Сиплый голос стоявшего в проеме двери человека заполнял собой всю комнату, а сам он, высокий и широкоплечий, был как всегда в черном сюртуке, расхристанном и порванном, едва прикрывающем его могучее тело, — еврей Гулливер.
— Привет тебе, комиссар, — сказал великан, закрывая за собой дверь. — Вот мы и снова встретились с тобой, грустный рыцарь без страха и упрека, выступивший в поход, чтобы победить злого духа. Но теперь ты сидишь перед пыточным столом, напоминающим тот, на котором некогда лежал я в прекрасной деревушке Штуттхоф под Данцигом.
И он поднял старика на руки, словно дитя, и отнес на постель.
— А ну, достанем! — рассмеялся он, видя, что комиссар по-прежнему не в состоянии произнести ни слова и что в лице его нет ни кровинки; и он достал из складок своего оборванного сюртука бутылку и два стакана.
— Водки у меня больше нет, — сказал еврей, наполнив стаканы и присев на постель старика. — Но в одном заброшенном крестьянском доме где-то в Эмментале, под громовые раскаты, в кромешной тьме и снегопаде, я украл несколько покрытых пылью бутылок славного картофельного самогона. Тоже неплохо! Мертвецу это будет прощено, не правда ли, комиссар? когда труп, вроде меня — в некотором смысле труп человека, погибшего от огненной воды, — под покровом ночи получает дань с живущих, что-то наподобие пайки на тот срок, когда он снова закопается в свою братскую могилу у этих, у советских, — все в полном порядке! Держи, комиссар, выпьем!
Он поднес стакан к его губам, и Берлах выпил.
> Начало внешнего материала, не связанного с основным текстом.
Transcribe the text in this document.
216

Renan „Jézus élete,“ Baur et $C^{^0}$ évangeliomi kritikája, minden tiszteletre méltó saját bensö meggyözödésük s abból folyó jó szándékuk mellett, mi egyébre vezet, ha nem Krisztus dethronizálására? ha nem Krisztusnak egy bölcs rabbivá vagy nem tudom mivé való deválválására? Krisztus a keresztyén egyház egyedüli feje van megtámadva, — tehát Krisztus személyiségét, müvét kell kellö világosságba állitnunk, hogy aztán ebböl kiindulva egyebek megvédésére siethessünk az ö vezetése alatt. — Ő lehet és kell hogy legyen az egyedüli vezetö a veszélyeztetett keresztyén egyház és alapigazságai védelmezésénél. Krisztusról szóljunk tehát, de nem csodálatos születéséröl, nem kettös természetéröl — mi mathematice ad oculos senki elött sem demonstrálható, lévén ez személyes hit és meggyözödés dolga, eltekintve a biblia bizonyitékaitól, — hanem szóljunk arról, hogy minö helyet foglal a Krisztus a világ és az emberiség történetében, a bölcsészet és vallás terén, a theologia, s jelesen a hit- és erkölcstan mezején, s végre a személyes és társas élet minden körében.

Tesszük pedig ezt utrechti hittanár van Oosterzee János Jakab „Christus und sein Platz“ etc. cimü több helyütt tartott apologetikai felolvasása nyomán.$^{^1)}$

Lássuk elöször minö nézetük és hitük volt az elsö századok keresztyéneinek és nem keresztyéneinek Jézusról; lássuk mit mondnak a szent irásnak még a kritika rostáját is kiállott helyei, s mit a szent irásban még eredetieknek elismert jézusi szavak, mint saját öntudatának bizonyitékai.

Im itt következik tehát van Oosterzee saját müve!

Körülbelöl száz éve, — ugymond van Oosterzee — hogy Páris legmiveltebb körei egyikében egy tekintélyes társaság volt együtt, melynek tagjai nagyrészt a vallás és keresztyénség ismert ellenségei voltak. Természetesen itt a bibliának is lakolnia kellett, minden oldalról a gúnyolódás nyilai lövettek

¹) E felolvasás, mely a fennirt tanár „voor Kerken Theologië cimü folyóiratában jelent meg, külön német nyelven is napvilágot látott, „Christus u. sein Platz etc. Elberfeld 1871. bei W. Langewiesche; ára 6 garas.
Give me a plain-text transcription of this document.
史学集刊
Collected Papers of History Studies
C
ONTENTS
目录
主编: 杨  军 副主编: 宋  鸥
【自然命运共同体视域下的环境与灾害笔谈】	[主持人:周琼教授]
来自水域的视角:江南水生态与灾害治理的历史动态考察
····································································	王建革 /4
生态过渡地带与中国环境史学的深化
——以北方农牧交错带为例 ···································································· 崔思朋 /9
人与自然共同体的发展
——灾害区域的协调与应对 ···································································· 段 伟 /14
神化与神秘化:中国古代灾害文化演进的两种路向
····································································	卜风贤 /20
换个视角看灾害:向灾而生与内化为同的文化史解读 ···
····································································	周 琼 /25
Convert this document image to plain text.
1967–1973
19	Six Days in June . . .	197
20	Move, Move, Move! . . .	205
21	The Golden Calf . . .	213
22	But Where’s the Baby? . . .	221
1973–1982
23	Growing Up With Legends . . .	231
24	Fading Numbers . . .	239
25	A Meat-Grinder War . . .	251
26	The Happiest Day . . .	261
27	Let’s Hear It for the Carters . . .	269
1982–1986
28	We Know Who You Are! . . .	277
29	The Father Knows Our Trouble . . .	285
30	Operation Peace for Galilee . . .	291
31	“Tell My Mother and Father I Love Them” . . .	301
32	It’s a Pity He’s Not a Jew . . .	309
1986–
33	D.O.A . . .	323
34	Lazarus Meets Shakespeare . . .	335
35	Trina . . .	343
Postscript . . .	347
И ему сразу стало лучше, хотя он подумал, что это против всех законов медицины.
— Гулливер, — прошептал он, нащупав его руку. — Как ты узнал, что я в этой проклятой мышеловке?
Великан рассмеялся.
— А зачем же еще ты, христианин, — проговорил он, и в его глазах, широко расставленных на покрытом шрамами лице без бровей и ресниц, появился твердый металлический блеск (он уже успел выпить несколько стаканчиков), — зачем же еще ты вызвал меня в «Салем»? Я сразу понял, что ты кого-то заподозрил, что, может быть, появилась бесценная возможность все-таки обнаружить этого Нэле среди живых. Я ни на секунду не поверил, будто интерес к Нэле, который ты проявил той ночью, когда было выпито столько водки, чисто психологического свойства. Мог ли я допустить, чтобы ты погубил себя? Сегодня никому не дано сражаться со злом в одиночку, это в старину рыцари вызывали на поединок какого-нибудь дракона. Канули в прошлое те времена, когда достаточно было острого ума, чтобы разоблачить таких преступников, с какими мы имеем дело сегодня. Ну и глупец же ты, сыщик, и само время поставило тебя в глупое положение! Но я с тех пор не упускал тебя из виду и прошлой ночью явился собственной персоной к доброму доктору Хунгертобелю. Мне пришлось здорово потрудиться, чтобы вывести его из обморочного состояния, до того он перепугался. Но после этого я узнал все, что хотел, и теперь я здесь, чтобы придать событиям их прежний ход. И пусть под каждой крышей живут свои мыши, твои — в Берне, а мои — в Штуттхофе. Так мы и разделим мир.
— Как ты сюда попал? — тихо спросил Берлах.
Великан ухмыльнулся.
— Не думай, не под сиденьем какой-то полицейской машины, — ответил он, — а на автомобиле Хунгертобеля.
— Он жив? — спросил старик, овладевший наконец собой и глядя, затаив дыхание, на еврея.
— Через несколько минут он повезет тебя в старый добрый «Салем», — сказал еврей и отпил еще несколько больших глотков картофельного самогона. — Сейчас он ждет тебя в машине перед входом в «Зонненштайн».
— Карлик, — вскричал Берлах, смертельно побледнев, осознав вдруг, что еврею об опасности с этой стороны ничего не известно. — Карлик! Он его убьет!
— Да, карлик! — рассмеялся великан и отпил еще самогона. Вид у него в этом невероятном рванье был и без того устрашающий, а он еще сунул в рот два пальца и свистнул резко и пронзительно — таким свистом обычно подзывают собак.
И тут металлический щиток на окне поднялся вверх и в комнату с обезьяньей ловкостью влетела черная тень, сделала ловкий кульбит, издав при этом неразборчивые клокочущие звуки, молнией метнулась к Гулливеру и вскочила к нему на колени, прижимаясь своим уродливым старообразным лицом карлика к широкой груди великана и обнимая его мощный голый череп своими маленькими скрюченными ручонками.